Am I right? Am I a complete fool and should I have taking the free card. What happens if it comes another blank on the river. Give up?
try doing it through browser hand history and not off the download client I have a similar problem but this way works
K(S) 5(D) 4(D)
I am pretty happy with this flop, I have the nut flush draw but no made hand yet. Opponent cbets and I decide to semi bluff by re raising,
like your thinking, but the actions that were a result of your thinking werent great... you don thave the stack to be rr, or calling. again, shove or fold. as played, I'm shoving 100% of the time here. you have good equity against any hand, and they will fold aot, making it the most profitable move IMO.
Opponent then checks, what is the right play here?
The right play is to not get in this situation in the first place. you need to shove the flop to maximise your equity in the hand - you fold out lots of hands that are ahead of you, you dont have any difficult decisions on the turn when you miss + you get to see all the way to the river any time that you are called, giving you the best chance of hitting your hand.
this is probably just te sort of thread that I need.
i'm another one who has a u turn with MTTs
with cash games I don't have problems loosing big pots too much, I can pull some smart bluffs my chip stacks rarely go below what they started. yet in tournament I have nightmares winning pots knowing when to bluff is it worth calling as well as so many others.
This is an unwise and -ev strategy. If a min-cash is so important you're not properly bank-rolled to play in that game.
All the money is in the top 3, you need to be shooting for those places and consider a min-cash to be a failure, barely more attractive than being knocked-out in the very first hand. Look at any reasonably sized MTT lobby and do the maths for yourself. One first place finish is worth so much more than a whole load of those puny min-cashes. Occasional wins will make a much bigger profit than frequent min-cashes.

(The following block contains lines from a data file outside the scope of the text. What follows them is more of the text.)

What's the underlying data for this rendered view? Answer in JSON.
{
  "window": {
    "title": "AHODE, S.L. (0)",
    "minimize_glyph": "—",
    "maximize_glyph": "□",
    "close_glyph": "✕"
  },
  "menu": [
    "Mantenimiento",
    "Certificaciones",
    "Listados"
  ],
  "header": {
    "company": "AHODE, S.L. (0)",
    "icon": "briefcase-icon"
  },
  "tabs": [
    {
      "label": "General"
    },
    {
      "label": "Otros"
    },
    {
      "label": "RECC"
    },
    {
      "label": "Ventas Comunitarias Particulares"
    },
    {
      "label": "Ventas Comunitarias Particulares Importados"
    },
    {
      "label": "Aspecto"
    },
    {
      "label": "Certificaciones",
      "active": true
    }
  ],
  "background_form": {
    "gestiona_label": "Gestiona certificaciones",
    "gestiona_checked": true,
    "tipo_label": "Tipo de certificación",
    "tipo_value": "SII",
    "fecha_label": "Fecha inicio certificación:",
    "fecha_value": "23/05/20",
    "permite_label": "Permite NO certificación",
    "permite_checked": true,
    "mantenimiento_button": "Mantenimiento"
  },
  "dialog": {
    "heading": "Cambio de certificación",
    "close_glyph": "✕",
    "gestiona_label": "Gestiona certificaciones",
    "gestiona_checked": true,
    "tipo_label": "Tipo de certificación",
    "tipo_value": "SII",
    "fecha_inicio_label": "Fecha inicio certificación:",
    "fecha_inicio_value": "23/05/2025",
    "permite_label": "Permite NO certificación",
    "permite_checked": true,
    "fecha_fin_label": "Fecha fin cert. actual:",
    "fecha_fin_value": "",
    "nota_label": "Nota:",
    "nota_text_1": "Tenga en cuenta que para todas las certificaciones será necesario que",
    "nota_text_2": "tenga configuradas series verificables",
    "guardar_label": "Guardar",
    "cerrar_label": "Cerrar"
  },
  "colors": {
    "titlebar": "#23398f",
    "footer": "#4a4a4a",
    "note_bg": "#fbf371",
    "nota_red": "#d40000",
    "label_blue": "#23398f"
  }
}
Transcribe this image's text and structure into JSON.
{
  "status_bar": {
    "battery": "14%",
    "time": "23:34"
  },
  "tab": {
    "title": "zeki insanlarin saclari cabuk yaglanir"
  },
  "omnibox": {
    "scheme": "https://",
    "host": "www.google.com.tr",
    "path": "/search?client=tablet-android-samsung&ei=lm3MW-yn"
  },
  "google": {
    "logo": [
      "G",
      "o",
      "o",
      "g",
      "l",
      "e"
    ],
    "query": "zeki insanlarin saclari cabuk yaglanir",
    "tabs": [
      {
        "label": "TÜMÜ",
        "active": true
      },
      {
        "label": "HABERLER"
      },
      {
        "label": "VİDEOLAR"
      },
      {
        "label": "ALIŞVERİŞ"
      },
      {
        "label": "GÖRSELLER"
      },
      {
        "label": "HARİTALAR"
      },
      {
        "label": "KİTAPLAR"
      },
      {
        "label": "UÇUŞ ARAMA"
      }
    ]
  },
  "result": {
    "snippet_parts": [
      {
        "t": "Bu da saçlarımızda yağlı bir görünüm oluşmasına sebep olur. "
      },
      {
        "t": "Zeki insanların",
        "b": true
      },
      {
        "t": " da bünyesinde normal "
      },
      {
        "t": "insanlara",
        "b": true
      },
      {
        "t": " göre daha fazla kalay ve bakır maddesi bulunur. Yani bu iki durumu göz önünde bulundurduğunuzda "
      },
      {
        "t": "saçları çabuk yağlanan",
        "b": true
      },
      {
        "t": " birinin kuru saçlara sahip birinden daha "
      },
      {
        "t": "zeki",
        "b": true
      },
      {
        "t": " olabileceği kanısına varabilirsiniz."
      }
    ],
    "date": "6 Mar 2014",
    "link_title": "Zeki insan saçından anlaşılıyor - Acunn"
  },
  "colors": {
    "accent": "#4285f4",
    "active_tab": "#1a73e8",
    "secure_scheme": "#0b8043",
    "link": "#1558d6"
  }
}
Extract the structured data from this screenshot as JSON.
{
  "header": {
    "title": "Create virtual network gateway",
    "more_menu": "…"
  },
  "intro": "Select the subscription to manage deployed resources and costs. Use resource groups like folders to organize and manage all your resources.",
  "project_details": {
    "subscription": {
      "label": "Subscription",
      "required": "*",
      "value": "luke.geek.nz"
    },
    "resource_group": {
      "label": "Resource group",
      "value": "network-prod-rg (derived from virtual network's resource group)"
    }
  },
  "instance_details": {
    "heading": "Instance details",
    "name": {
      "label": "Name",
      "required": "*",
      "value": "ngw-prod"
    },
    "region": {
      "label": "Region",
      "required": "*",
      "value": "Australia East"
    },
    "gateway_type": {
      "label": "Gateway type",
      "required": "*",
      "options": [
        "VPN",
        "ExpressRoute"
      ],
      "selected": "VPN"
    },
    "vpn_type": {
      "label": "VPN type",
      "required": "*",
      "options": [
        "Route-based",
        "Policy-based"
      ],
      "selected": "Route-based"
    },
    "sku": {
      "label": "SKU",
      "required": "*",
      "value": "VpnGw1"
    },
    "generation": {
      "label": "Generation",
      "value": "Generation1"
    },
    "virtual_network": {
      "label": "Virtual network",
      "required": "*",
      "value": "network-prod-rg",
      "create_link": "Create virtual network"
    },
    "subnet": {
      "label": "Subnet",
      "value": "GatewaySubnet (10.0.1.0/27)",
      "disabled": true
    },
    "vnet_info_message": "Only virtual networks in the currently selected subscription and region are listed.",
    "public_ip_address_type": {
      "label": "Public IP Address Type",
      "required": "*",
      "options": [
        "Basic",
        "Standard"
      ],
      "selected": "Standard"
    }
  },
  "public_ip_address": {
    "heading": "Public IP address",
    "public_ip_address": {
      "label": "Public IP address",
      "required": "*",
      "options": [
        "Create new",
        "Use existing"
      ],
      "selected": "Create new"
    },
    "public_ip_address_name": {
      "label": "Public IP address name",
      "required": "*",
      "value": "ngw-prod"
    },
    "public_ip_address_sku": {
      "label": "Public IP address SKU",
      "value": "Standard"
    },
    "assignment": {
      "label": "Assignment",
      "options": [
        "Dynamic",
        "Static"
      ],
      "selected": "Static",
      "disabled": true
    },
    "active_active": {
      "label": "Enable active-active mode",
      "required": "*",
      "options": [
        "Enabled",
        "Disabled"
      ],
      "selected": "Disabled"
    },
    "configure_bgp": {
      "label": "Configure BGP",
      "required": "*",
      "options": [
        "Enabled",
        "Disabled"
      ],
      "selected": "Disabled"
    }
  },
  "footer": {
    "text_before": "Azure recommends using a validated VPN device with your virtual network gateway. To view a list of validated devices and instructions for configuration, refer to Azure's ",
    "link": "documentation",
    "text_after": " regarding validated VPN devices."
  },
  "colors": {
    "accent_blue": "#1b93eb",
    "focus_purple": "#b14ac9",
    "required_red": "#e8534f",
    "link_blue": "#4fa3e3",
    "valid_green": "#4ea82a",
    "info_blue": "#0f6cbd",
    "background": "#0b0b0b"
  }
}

So you have to have a risk averse attitude and play for the win. That doesn't mean reckless gambling, the best MTT players have what's better described as a killer instinct. They will not back down in big confrontations in carefully chosen spots that offer them the chance to win that big stack that sets them up to go on and take the thing down. Often they'll bust out in big pots looking like fool, but these are the guys who'll make the most money over time.